Arthus Bertrand (1p. 255-276).



CHAPITRE XIX.


Prophète muskegoe. — le jébi. — l’a-bush-shah, le chicaneur. — Lois de la guerre violées. — Lutte oratoire. — Désertion contagieuse. — Expédition manquée. — Mœurs du porc-épic. — Le daim rouge. — Vendetta indienne. — Présent dangereux. — Singulière coutume d’échange. — Ourse blanche. — Chasse aux ours. — Le lac de la Bosse du bison.


A-gus-ko-gaut, le chef muskegoe que nous accompagnions alors, se proclamait lui-même prophète du Grand Esprit, comme celui qui parut chez les Shawanees quelques années plus tard. Il avait, peu de temps auparavant, perdu son fils, et il portait un jébi qu’il voulait laisser sur un champ de bataille ; cette résolution donnait une nouvelle force à son désir d’atteindre les ennemis.

Un renfort de vingt hommes ne tarda pas à nous rejoindre, sous la conduite de Ta-bush-shah (le chicaneur). C’était un Ojibbeway d’un esprit inquiet et ambitieux, ne pouvant supporter qu’un autre que lui dirigeât une expédition contre les Sioux. Il passait pour craindre, par dessus toute chose, de voir ses actions d’éclat éclipsées par les prouesses d’un peuple aussi méprisé que les Muskegoes. Cependant il ne parut nullement opposé à notre entreprise, et il dit qu’il venait apporter aide à ses frères les Muskegoes. A-gus-ko-gaut ne pouvait pas ignorer les sentimens et les procédés de Ta-bush-shah ; toutefois il le reçut avec les plus grandes apparences de plaisir et de cordialité.

Après plusieurs jours de marche, comme nous traversions de vastes prairies, notre soif devint telle, qu’il fallut violer quelques unes des lois de la guerre. Les principaux Indiens connaissaient le pays, et savaient qu’il devait y avoir de l’eau à peu de milles de distance ; mais la plupart des vieux guerriers, marchant à pied, étaient épuisés de chaud et de fatigue. Dans cette extrémité, il fallut que les guerriers à cheval allassent au hasard à la découverte de l’eau. Nous étions de ce nombre, Wa-me-gon-a-biew et moi. On convint de signaux, pour indiquer à notre petit corps d’armée la direction à suivre quand l’eau serait découverte. Je fus l’un des premiers à rencontrer un endroit où l’on pouvait se désaltérer ; mais avant que tous y fussent parvenus, les souffrances de plusieurs étaient devenues excessives. Ceux qui étaient arrivés à la source tirèrent des coups de fusil pendant toute la nuit, et les traîneurs arrivèrent enfin par diverses directions. Quelques uns vomissaient du sang, d’autres étaient dans un véritable délire.
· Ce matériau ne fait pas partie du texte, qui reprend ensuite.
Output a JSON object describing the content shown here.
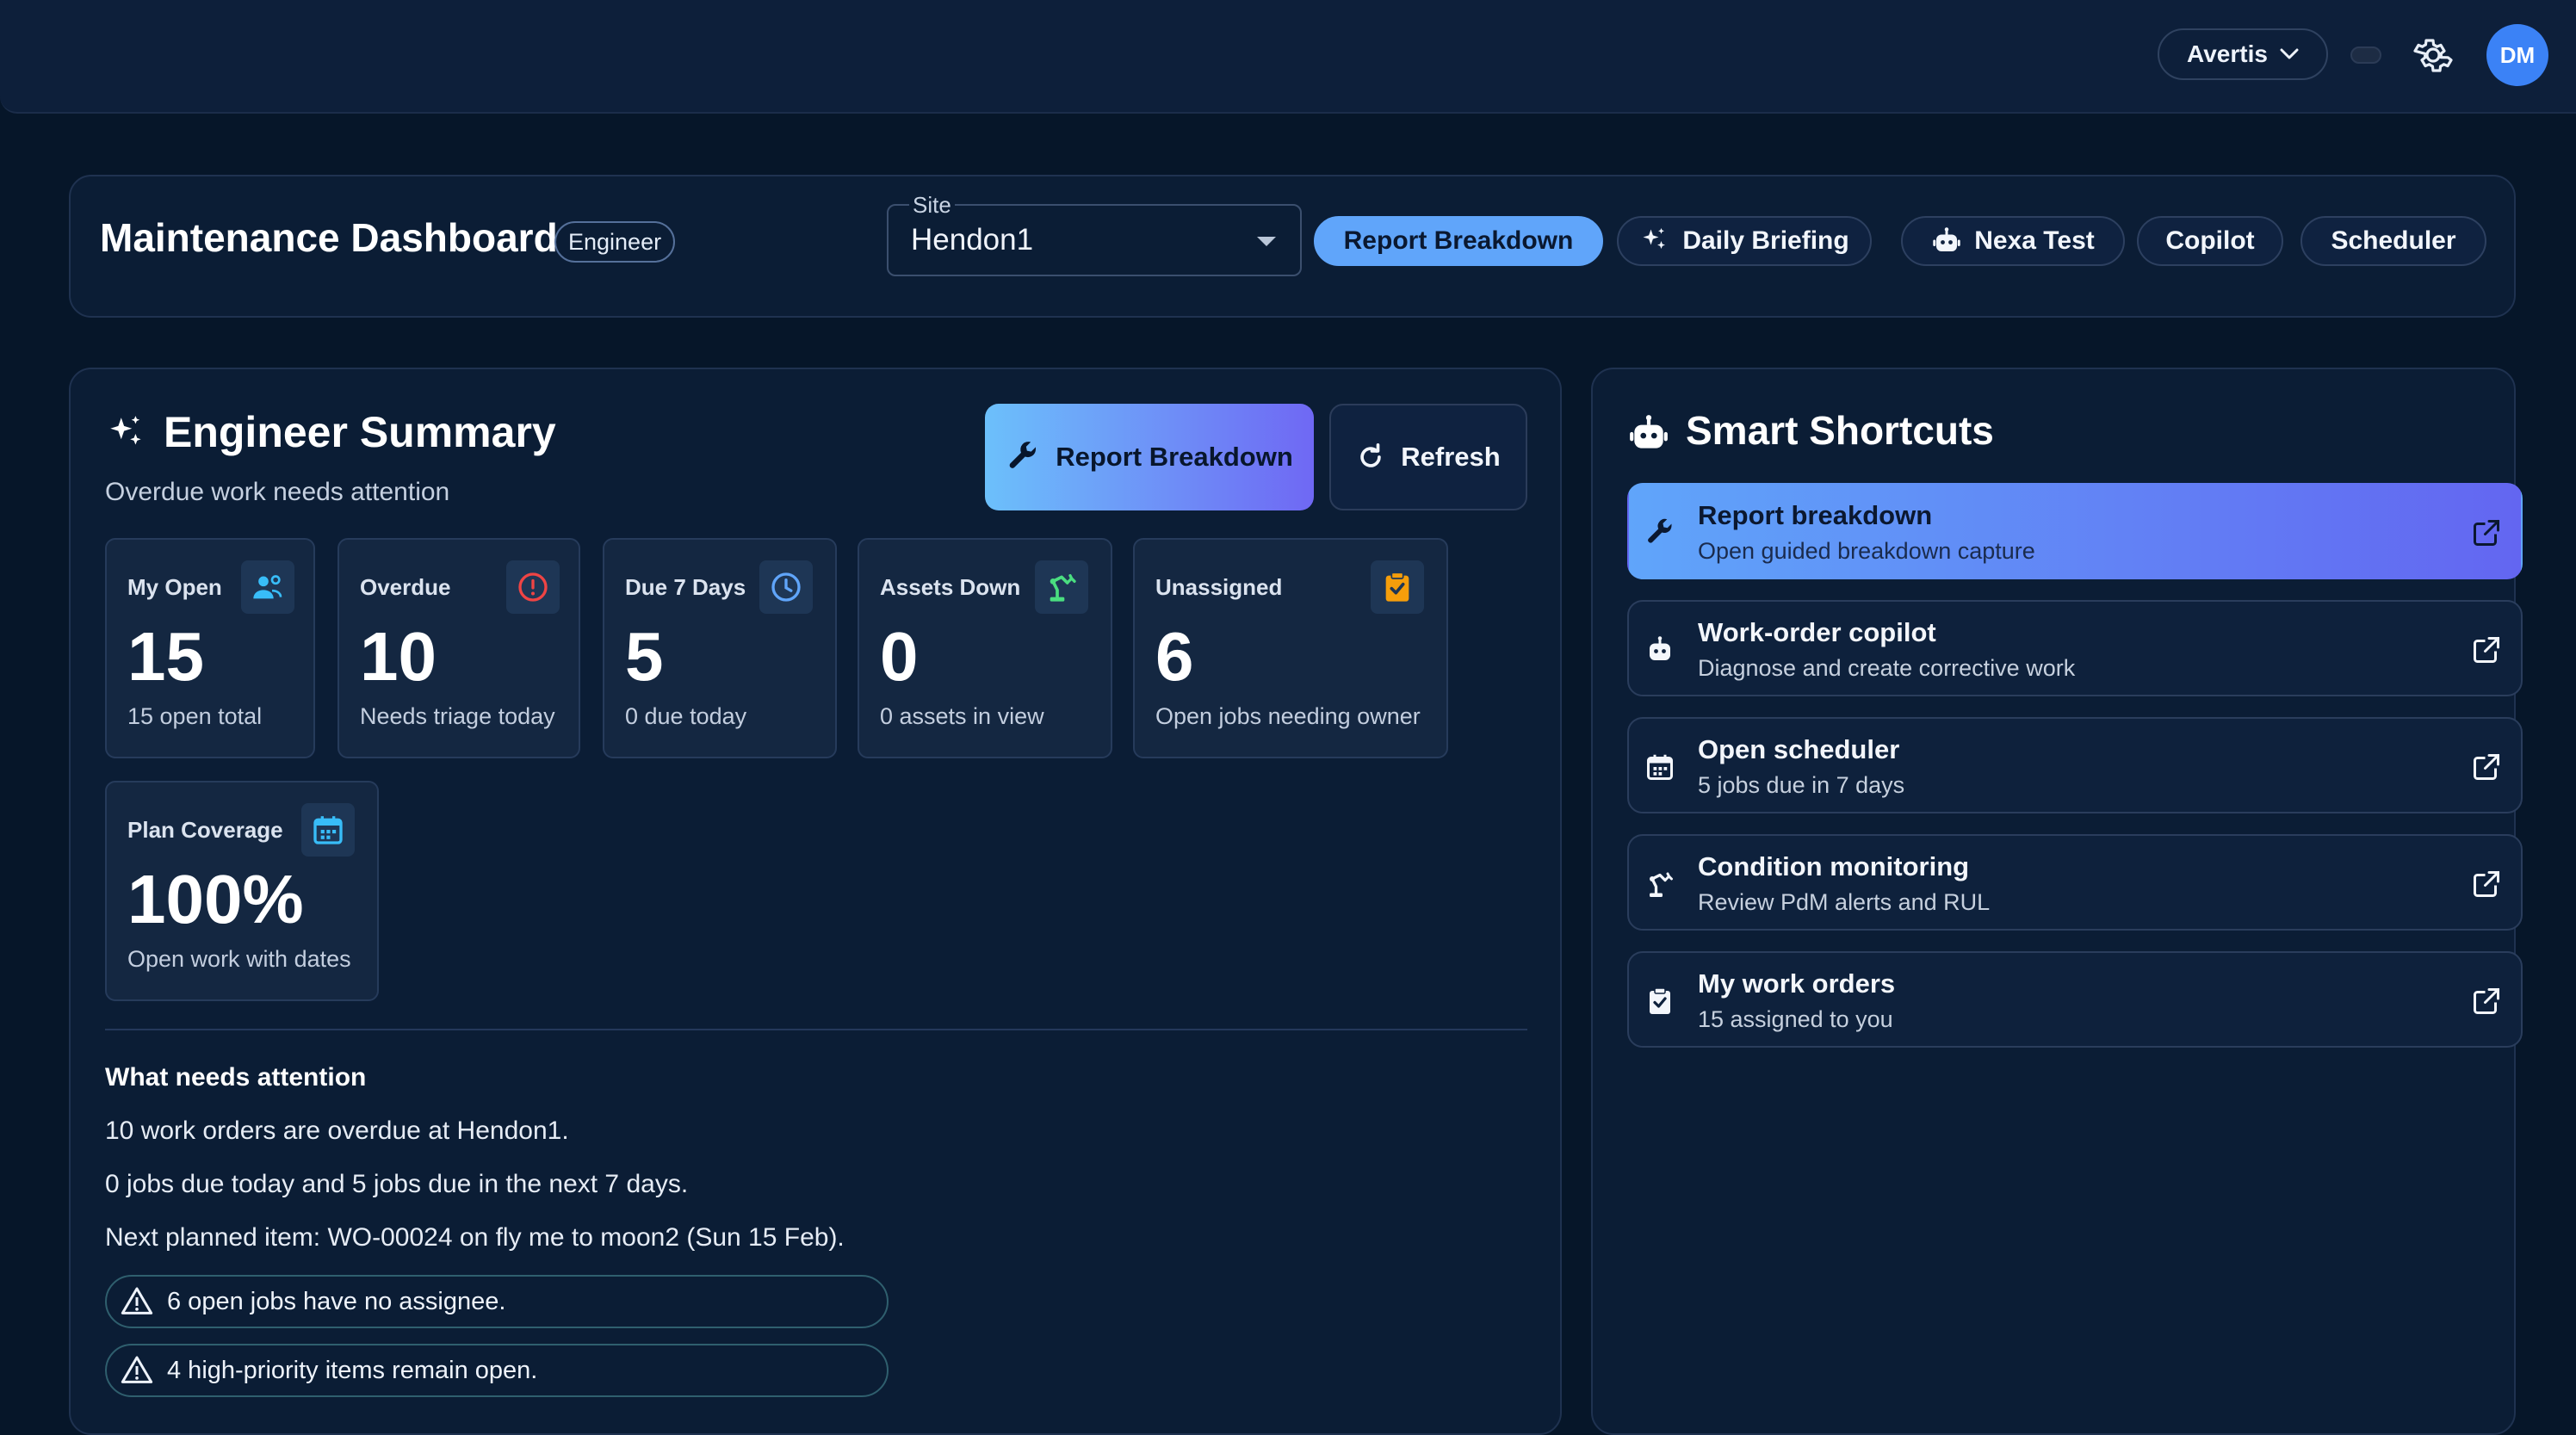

Auprès de cette source, un vieillard, nommé Ah-tek-oons (le petit caribou), fit un ko-zau-bun-zichegun, ou divination, et annonça ensuite que, dans une certaine direction, était une bande nombreuse de guerriers sioux marchant droit à nous ; que si nous voulions tourner à droite ou à gauche, nous atteindrions leur pays sans être inquiétés, et pourrions surprendre les femmes dans les villages ; mais que si nous les laissions arriver à nous et nous attaquer, ils nous massacreraient jusqu’au dernier. Ta-bush-shah parut ajouter foi sans réserve à cette prédiction ; mais le chef muskegoe et la plupart de ses guerriers ne voulurent pas y croire.

Cependant, quelques murmures se répandirent ; plusieurs Indiens parlèrent tout haut d’abandonner A-gus-ko-gaut et de retourner dans leur pays ; mais plusieurs jours se passèrent sans autre événement que la découverte, par nos éclaireurs, d’un Indien isolé, qui se mit à fuir dès qu’on l’aperçut ; l’on conjectura que ce devait être un gUerrier siou. Un matin, nous approchâmes d’un troupeau de bisons, et, comme les vivres nous manquaient entièrement, plusieurs jeunes chasseurs se dispersèrent à leur poursuite. Depuis la rencontre de l’Indien, nous ne marchions plus que la nuit, et restions cachés pendant tout le jour ; mais, dans cette circonstance, les Muskegoes laissèrent leurs jeunes guerriers poursuivre les bisons en plein jour et sans précaution. Bien des coups de fusil furent tirés.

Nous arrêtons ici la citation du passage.